Universal Online Learning with Bounded Loss: Reduction to Binary Classification
This work addresses a foundational theoretical question in online learning for non-i.i.d. processes, with implications for algorithm design and consistency analysis.
The paper resolves an open problem by showing that the class of stochastic processes admitting universal online learning with bounded loss is independent of the response setting, specifically proving equivalence between binary and multiclass classification, and demonstrates that the nearest neighbor algorithm can learn finite unions of intervals in this context.

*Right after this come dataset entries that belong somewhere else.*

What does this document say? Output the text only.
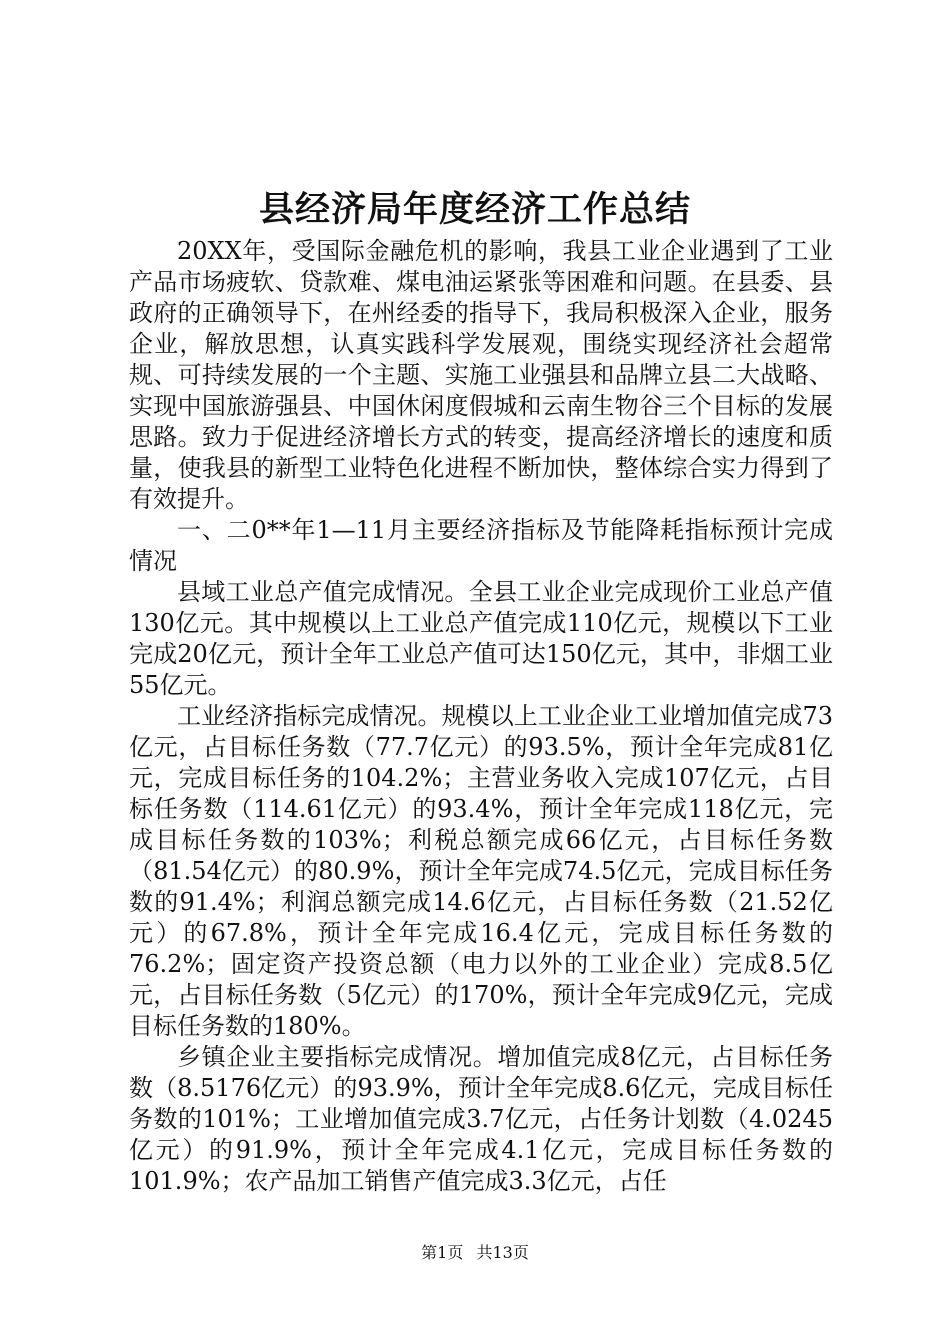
县经济局年度经济工作总结

20XX年，受国际金融危机的影响，我县工业企业遇到了工业产品市场疲软、贷款难、煤电油运紧张等困难和问题。在县委、县政府的正确领导下，在州经委的指导下，我局积极深入企业，服务企业，解放思想，认真实践科学发展观，围绕实现经济社会超常规、可持续发展的一个主题、实施工业强县和品牌立县二大战略、实现中国旅游强县、中国休闲度假城和云南生物谷三个目标的发展思路。致力于促进经济增长方式的转变，提高经济增长的速度和质量，使我县的新型工业特色化进程不断加快，整体综合实力得到了有效提升。

一、二0**年1—11月主要经济指标及节能降耗指标预计完成情况

县域工业总产值完成情况。全县工业企业完成现价工业总产值130亿元。其中规模以上工业总产值完成110亿元，规模以下工业完成20亿元，预计全年工业总产值可达150亿元，其中，非烟工业55亿元。

工业经济指标完成情况。规模以上工业企业工业增加值完成73亿元，占目标任务数（77.7亿元）的93.5%，预计全年完成81亿元，完成目标任务的104.2%；主营业务收入完成107亿元，占目标任务数（114.61亿元）的93.4%，预计全年完成118亿元，完成目标任务数的103%；利税总额完成66亿元，占目标任务数（81.54亿元）的80.9%，预计全年完成74.5亿元，完成目标任务数的91.4%；利润总额完成14.6亿元，占目标任务数（21.52亿元）的67.8%，预计全年完成16.4亿元，完成目标任务数的76.2%；固定资产投资总额（电力以外的工业企业）完成8.5亿元，占目标任务数（5亿元）的170%，预计全年完成9亿元，完成目标任务数的180%。

乡镇企业主要指标完成情况。增加值完成8亿元，占目标任务数（8.5176亿元）的93.9%，预计全年完成8.6亿元，完成目标任务数的101%；工业增加值完成3.7亿元，占任务计划数（4.0245亿元）的91.9%，预计全年完成4.1亿元，完成目标任务数的101.9%；农产品加工销售产值完成3.3亿元，占任

第1页 共13页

We study universal consistency of non-i.i.d. processes in the context of online learning. A stochastic process is said to admit universal consistency if there exists a learner that achieves vanishing average loss for any measurable response function on this process. When the loss function is unbounded, Blanchard et al. showed that the only processes admitting strong universal consistency are those taking a finite number of values almost surely. However, when the loss function is bounded, the class of processes admitting strong universal consistency is much richer and its characterization could be dependent on the response setting (Hanneke). In this paper, we show that this class of processes is independent from the response setting thereby closing an open question (Hanneke, Open Problem 3). Specifically, we show that the class of processes that admit universal online learning is the same for binary classification as for multiclass classification with countable number of classes. Consequently, any output setting with bounded loss can be reduced to binary classification. Our reduction is constructive and practical. Indeed, we show that the nearest neighbor algorithm is transported by our construction. For binary classification on a process admitting strong universal learning, we prove that nearest neighbor successfully learns at least all finite unions of intervals.